LIGHT HOUSE PLC
SUSTAINABILITY REPORTING PRACTICE
In Sri Lanka Global Reporting Initiative’s (GRI) Guidelines on Sustainability Reporting, is considered as the best practice for corporate sustainability reporting. However very few companies in Sri Lanka follow these (GRI) guidelines and their reports are prepared with the minimum application level of the (GRI) guidelines. On the other hand many of the companies only made disclosures relating to sustainability reporting practices in their annual reports in which their social and environmental impacts are included. These disclosure forms an expectation gap as to the information needs of stakeholders on sustainability reporting and the information disclosed in the annual reports of companies. (S. Senaratne, 2009)
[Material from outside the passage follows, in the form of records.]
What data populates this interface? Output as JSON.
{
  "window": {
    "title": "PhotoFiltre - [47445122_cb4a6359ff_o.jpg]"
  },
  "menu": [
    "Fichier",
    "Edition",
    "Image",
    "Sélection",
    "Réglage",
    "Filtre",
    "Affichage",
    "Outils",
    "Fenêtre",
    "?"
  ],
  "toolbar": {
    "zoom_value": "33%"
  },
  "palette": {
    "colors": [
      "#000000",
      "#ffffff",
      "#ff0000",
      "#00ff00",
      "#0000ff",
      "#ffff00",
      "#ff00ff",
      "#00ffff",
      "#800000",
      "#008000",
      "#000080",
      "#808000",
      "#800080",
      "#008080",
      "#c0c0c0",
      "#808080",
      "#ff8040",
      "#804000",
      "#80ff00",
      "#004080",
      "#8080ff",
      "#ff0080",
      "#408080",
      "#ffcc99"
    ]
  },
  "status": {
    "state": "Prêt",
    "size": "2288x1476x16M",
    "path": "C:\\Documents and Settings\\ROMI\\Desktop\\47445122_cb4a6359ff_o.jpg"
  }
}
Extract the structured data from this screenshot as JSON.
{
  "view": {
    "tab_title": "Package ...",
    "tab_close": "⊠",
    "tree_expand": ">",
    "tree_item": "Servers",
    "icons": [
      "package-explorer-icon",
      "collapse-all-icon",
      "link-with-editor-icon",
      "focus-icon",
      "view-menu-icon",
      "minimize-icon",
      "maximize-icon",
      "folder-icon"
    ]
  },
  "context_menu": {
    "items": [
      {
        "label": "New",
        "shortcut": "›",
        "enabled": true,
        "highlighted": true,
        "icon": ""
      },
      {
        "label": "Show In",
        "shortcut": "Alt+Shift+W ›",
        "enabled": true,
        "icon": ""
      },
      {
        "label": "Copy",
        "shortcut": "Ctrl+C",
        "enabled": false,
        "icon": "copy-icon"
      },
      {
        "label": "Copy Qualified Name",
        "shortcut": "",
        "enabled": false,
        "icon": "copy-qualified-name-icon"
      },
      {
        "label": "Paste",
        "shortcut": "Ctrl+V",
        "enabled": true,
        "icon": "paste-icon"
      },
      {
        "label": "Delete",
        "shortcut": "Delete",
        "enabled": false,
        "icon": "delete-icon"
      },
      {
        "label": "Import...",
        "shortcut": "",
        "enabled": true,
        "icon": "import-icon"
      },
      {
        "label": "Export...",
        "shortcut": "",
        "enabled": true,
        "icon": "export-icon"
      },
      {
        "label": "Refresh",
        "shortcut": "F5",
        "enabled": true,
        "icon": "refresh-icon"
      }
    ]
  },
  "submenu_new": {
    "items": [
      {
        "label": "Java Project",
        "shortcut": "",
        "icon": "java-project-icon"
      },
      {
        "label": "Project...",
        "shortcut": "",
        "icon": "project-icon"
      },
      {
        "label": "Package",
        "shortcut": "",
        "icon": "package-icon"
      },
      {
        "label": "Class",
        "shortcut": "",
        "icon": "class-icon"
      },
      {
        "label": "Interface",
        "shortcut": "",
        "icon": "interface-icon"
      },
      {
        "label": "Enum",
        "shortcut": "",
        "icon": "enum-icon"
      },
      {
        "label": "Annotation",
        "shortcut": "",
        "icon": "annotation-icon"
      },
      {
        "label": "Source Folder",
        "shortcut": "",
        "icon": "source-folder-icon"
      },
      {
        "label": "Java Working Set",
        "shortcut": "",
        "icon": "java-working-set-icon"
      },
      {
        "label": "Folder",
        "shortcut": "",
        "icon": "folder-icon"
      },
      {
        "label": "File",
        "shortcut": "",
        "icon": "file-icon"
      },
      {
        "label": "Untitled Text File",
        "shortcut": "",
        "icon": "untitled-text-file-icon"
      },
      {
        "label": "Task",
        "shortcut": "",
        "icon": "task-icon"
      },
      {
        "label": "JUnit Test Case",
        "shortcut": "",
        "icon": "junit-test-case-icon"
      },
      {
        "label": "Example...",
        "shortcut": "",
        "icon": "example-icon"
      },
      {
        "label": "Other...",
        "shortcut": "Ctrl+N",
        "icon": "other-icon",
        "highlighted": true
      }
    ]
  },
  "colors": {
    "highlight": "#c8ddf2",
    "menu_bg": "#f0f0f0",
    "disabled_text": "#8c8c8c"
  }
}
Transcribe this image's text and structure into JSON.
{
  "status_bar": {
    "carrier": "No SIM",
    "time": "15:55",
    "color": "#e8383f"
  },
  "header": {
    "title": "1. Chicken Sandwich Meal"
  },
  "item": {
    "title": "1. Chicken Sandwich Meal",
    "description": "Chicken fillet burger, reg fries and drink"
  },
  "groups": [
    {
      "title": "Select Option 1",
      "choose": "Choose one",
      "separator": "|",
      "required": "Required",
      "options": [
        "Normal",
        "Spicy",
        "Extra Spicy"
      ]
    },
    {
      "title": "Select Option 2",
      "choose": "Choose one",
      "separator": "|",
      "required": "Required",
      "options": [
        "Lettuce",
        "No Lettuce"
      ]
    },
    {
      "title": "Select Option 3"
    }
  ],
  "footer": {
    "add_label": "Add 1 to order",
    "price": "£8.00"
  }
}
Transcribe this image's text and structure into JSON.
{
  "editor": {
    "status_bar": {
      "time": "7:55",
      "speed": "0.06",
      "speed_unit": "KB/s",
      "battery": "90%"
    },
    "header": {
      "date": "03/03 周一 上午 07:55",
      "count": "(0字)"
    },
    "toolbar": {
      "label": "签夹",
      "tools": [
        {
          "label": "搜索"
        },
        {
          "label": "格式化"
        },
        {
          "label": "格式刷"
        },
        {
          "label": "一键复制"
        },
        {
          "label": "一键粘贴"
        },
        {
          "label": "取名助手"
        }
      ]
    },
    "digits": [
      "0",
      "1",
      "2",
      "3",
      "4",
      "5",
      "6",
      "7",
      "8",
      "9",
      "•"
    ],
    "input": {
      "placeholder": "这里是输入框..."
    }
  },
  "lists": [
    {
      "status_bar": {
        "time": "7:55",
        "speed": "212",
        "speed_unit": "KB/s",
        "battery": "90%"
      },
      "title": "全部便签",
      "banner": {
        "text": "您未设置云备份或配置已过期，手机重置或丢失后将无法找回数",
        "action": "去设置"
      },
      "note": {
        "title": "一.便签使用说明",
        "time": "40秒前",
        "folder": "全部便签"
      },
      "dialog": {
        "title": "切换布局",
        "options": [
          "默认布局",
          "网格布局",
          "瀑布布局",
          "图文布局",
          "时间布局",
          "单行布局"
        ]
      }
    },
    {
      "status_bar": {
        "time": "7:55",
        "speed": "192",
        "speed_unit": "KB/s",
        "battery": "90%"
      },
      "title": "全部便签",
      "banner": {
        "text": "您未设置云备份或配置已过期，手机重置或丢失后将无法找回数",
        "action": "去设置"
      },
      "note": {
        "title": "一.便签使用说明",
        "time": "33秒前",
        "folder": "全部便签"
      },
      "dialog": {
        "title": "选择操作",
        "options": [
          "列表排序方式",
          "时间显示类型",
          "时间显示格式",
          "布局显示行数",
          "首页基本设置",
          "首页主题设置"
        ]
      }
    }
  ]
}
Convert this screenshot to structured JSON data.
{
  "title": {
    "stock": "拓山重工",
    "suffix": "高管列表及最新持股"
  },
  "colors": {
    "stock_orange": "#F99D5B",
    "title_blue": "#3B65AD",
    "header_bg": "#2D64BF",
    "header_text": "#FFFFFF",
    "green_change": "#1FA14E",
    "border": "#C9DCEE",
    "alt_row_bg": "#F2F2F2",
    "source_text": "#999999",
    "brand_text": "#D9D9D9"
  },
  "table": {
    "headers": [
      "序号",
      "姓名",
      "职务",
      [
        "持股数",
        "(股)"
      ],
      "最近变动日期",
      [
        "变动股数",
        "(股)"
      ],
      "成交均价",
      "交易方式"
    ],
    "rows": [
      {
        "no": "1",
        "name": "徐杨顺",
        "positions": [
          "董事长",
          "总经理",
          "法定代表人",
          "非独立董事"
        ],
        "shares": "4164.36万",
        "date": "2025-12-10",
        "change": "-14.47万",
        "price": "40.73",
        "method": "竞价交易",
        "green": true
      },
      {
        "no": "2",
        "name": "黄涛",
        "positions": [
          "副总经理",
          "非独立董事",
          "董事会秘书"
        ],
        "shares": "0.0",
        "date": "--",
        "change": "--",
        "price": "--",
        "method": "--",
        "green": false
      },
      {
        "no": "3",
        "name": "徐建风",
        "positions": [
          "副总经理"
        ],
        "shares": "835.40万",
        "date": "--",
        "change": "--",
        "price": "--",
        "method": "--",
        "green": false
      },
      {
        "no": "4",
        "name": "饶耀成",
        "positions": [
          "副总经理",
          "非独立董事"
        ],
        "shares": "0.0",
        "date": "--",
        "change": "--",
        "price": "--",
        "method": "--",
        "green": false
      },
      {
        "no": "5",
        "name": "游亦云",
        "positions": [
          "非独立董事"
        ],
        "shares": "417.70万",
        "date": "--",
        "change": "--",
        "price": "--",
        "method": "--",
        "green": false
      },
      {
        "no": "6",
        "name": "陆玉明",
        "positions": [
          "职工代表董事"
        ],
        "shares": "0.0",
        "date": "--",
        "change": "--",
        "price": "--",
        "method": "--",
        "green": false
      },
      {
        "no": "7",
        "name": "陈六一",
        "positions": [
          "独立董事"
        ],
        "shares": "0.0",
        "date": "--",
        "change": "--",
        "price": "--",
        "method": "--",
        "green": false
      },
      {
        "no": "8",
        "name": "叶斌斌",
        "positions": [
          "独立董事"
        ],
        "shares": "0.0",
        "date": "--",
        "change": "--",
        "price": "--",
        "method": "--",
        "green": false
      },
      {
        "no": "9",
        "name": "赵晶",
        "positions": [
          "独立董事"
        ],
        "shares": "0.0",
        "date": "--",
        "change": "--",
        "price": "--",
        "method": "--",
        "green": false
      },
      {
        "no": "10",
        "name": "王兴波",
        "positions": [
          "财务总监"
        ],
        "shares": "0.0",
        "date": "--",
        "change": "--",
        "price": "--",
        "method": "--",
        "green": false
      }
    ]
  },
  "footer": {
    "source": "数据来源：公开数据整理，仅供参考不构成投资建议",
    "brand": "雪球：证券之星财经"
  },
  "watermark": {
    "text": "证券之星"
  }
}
The Lighthouse PLC, rather of presenting an individual sustainability report has shown their sustainability position in the annual report under the head of Management Discussion and Analysis. A kind of disclosure is being used in the annual report as a sustainability reporting practice. However the disclosure is very much in detailed and contains all the information needed by the stakeholders on the sustainability of Lighthouse PLC. (PLC, 2013, pp. 23-33) The disclosure contains the environmental and social impacts on the business, the projects undertaken to improve sustainability, management procedure and controls, conservation practices and methods and other related information. The information is represented in under different headings which has made easy for the users to find out their relevant material on the report. however all the GRI guidelines were not followed by the Lighthouse PLC but the overall reporting document is much detailed and comprehensive.
ACCOUNT...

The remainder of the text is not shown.